Returning democratic rights back to the people of Arizona

February 13, 2015

(Washington, D.C.) – The Immigration Reform Law Institute (IRLI) has filed a friend-of-the-court brief in Maricopa County v. Lopez-Valenzuela, a case currently pending approval for a hearing before the Supreme Court. (Civil Action No. 14-825). IRLI’s brief is in support of the petitioner, Maricopa County, which seeks to appeal a decision by the Ninth Circuit invalidating the entirety of Arizona’s Proposition 100. That law, passed by a 75 percent majority, provided for categorical denials of bail to persons who are charged with one of the four most serious categories of felonies, and for whom there is both probable cause that the person is illegally present in the United States and evident proof of guilt of the felony charged. Although there are recent studies showing this category absconds from removal hearings at a rate of 78 percent, the Ninth Circuit was unsatisfied with Maricopa County’s contention that criminal aliens pose a “significantly greater flight risk than lawful residents.” Moreover, this decision, from the Ninth Circuit’s full panel, rejected the Ninth Circuit’s three-judge panel, which had previously agreed with Maricopa County.

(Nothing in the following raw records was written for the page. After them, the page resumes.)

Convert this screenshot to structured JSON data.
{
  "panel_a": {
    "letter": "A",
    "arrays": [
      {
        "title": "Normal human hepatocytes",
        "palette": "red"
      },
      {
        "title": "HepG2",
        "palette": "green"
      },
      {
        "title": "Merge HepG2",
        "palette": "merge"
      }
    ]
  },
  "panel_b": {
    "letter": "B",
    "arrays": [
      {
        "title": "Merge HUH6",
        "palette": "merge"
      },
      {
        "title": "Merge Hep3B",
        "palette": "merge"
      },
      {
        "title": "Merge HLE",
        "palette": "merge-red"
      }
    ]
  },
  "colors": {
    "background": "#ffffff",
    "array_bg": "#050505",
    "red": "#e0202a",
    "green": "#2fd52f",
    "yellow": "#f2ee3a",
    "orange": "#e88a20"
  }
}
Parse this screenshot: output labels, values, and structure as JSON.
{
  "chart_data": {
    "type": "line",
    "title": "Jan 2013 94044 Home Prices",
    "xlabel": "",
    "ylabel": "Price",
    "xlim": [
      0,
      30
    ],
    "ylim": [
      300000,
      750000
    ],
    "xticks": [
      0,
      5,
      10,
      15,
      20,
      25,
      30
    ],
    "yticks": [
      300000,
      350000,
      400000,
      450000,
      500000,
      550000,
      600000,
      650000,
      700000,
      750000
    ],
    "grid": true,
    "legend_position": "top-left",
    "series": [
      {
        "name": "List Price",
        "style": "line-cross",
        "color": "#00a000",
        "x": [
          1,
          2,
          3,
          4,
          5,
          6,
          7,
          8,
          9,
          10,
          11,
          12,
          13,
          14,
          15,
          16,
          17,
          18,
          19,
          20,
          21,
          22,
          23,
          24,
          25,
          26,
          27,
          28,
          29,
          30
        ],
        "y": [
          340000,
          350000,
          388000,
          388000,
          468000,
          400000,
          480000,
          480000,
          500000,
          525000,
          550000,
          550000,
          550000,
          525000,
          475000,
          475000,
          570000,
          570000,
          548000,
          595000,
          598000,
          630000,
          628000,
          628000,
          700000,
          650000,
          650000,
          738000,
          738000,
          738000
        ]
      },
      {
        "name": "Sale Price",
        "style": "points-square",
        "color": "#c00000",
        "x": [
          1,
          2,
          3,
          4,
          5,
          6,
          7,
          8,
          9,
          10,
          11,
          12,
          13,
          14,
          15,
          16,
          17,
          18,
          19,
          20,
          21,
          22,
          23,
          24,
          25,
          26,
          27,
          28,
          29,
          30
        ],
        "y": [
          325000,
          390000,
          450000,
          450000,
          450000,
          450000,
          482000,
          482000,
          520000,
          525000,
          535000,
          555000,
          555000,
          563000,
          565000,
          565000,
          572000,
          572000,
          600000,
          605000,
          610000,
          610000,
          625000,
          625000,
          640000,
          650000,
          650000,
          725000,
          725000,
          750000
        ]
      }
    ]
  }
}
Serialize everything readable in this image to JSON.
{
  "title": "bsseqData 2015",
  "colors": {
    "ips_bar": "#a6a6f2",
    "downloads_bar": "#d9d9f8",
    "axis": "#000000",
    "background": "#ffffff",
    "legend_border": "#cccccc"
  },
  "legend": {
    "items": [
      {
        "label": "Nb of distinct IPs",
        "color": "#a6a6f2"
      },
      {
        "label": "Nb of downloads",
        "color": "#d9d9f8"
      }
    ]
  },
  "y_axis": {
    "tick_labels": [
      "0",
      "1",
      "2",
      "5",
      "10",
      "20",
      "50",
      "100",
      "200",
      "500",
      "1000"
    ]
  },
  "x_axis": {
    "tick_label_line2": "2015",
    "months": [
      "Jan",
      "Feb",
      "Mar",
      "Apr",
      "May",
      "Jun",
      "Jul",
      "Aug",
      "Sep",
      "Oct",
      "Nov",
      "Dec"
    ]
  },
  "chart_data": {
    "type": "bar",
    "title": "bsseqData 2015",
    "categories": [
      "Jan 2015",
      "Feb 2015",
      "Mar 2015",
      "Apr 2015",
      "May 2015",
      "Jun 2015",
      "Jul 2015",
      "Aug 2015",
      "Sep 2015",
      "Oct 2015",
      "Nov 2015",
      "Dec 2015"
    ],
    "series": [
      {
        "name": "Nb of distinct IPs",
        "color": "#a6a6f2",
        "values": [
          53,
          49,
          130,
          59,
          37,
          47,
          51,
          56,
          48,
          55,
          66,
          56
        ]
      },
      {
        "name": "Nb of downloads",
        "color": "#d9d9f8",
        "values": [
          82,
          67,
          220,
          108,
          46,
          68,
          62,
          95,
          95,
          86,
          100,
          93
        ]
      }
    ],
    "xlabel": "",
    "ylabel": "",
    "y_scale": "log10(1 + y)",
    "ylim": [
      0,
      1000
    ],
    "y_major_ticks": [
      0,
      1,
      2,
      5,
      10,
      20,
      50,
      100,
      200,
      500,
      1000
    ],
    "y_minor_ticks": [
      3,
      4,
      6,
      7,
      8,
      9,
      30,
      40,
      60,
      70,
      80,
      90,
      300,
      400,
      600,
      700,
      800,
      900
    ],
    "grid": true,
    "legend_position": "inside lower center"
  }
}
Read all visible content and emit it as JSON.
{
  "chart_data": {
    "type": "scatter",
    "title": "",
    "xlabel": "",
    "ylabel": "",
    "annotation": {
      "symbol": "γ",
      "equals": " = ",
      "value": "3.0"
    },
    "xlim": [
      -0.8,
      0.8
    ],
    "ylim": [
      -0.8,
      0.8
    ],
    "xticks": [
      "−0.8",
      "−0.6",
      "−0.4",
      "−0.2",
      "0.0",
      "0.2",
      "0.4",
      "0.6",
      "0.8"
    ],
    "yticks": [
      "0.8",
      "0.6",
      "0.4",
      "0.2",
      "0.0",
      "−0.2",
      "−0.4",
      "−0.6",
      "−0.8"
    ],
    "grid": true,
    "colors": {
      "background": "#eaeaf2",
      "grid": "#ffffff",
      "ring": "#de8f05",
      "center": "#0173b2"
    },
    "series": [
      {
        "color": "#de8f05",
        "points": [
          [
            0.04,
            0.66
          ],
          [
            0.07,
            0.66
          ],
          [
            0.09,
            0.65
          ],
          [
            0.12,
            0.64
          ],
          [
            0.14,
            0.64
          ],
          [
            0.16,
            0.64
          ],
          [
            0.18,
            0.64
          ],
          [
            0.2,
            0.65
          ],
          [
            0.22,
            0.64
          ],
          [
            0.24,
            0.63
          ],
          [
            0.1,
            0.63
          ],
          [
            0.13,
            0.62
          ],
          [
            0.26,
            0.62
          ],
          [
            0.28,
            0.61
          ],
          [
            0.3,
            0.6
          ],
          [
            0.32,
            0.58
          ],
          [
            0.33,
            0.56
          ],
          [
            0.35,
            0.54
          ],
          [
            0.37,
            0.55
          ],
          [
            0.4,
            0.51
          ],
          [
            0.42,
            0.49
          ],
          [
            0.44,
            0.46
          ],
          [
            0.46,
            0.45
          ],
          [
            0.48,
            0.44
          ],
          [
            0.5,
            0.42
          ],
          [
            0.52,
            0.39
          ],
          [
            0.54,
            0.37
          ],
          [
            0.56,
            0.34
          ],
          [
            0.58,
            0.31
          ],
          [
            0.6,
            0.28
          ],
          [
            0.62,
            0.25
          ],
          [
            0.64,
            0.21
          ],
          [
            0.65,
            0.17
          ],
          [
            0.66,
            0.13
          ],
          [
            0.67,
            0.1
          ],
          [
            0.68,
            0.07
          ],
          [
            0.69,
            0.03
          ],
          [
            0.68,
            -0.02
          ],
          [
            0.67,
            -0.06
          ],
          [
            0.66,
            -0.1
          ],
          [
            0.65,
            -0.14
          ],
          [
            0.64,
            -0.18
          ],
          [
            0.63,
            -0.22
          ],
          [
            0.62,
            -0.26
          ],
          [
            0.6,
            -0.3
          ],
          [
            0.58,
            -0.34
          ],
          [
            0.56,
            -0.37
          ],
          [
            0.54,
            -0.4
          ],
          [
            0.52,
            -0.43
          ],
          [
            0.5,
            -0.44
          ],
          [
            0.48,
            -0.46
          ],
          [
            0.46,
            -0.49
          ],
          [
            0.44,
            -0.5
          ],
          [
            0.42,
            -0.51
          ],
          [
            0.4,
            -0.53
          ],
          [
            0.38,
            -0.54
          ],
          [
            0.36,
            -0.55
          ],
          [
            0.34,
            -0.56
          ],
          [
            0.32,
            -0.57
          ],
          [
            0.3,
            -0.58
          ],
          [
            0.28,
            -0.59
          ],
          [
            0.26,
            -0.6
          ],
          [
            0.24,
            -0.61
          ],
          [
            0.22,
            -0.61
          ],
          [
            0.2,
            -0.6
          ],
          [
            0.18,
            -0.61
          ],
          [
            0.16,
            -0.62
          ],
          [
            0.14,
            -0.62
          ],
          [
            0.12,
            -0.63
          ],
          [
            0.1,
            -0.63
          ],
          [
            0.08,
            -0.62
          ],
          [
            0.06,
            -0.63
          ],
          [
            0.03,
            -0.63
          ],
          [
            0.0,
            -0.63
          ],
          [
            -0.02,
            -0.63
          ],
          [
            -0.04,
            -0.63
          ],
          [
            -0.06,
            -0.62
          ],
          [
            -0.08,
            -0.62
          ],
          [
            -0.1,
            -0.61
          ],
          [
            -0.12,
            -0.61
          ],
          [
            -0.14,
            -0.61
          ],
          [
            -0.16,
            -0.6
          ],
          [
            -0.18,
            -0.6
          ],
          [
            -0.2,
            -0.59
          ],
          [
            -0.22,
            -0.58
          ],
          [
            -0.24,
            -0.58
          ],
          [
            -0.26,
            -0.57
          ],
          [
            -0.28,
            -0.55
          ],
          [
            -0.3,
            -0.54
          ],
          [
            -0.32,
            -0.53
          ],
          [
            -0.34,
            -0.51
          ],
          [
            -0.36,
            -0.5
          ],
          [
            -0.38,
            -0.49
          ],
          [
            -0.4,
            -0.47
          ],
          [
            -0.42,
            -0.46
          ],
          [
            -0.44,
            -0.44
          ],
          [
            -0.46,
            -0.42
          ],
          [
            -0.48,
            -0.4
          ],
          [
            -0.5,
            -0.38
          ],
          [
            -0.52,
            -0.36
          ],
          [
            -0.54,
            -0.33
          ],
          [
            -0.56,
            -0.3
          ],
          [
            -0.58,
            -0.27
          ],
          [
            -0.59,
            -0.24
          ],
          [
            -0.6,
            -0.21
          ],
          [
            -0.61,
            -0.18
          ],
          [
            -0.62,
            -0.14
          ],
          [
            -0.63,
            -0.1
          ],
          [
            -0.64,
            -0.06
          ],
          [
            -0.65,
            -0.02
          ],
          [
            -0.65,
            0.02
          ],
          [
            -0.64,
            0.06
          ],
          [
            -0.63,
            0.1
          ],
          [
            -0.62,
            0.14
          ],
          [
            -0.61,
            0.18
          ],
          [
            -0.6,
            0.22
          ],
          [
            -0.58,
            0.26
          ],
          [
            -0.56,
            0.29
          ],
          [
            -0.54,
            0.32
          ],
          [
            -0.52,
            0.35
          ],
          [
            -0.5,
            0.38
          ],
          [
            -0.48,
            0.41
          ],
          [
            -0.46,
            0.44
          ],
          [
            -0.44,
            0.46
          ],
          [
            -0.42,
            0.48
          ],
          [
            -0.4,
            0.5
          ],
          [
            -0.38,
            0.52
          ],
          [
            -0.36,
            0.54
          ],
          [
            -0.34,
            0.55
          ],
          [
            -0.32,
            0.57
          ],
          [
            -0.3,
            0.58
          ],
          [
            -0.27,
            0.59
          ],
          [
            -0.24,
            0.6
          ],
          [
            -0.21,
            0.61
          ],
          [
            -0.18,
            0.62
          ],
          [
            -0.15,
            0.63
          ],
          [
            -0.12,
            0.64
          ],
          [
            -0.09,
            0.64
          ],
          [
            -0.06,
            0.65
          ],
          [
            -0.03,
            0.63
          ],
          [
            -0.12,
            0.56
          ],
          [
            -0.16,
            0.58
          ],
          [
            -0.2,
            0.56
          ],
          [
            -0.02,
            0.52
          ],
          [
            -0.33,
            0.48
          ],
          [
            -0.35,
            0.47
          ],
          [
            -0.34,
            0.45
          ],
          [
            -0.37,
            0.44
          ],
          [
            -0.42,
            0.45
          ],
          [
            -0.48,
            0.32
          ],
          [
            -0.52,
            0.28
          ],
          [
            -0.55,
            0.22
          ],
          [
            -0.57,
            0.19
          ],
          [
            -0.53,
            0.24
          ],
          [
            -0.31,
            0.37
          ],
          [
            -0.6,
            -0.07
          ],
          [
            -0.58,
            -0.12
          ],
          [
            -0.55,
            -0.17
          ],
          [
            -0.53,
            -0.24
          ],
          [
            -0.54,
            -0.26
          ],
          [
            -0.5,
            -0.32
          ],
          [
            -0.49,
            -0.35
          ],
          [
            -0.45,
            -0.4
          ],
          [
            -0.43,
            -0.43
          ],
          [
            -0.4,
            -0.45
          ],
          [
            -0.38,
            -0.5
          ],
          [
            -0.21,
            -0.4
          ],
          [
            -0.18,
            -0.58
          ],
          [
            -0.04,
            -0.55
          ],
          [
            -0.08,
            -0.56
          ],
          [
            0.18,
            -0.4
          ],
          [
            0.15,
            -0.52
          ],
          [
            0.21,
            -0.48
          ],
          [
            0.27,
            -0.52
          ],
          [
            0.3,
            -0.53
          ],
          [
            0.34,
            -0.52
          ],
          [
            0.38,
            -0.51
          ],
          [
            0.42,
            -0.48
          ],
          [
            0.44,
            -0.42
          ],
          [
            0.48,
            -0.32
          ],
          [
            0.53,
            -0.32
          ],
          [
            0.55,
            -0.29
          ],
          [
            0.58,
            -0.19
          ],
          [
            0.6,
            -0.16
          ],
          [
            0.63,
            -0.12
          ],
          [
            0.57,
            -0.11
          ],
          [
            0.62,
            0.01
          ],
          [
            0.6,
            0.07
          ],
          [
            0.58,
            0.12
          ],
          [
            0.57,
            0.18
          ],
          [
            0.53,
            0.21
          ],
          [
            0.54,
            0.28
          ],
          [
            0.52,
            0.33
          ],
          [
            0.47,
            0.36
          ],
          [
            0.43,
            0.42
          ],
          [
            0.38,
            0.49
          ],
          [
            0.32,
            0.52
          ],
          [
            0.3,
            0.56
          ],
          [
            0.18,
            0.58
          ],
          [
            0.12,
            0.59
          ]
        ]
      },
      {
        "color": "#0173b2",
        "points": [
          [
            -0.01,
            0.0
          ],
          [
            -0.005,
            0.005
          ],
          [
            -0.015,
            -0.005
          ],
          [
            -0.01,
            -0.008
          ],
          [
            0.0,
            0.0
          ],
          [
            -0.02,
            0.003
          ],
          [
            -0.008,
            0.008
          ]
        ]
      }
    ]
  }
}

In their supplemental brief filed today (attached here), IRLI argues that the Ninth Circuit’s ruling conflicts with Supreme Court precedent and ignores widely available evidence that deportable criminal aliens as a group pose a serious flight risk. IRLI also provides statistics showing alien non-appearance rates, rates of alien-criminal activity prior to removal orders, and a study linking the immigration authorities’ failure to detain criminal aliens with heightened rates of failed removals. IRLI also noted that because the Obama Administration’s new deportation priorities align with the bail-denial criteria under Proposition 100, the Ninth Circuit should have viewed these aliens as even more likely to be targeted for removal and therefore more likely to abscond.

Dale Wilcox, Executive Director of IRLI, commented, “The en banc panel of the Ninth Circuit has stated that criminal aliens re-entering the communities of Arizona is not really a problem. In our brief filed today, we argue that this is absolutely false.” Wilcox continued, “Criminal aliens refusing to face trial for their crimes is a serious problem for American citizens and Arizonan residents in particular. The people of Arizona spoke when they voted overwhelmingly to pass Proposition 100. The integrity of that law and the dignity of Arizonans should be allowed to stand.”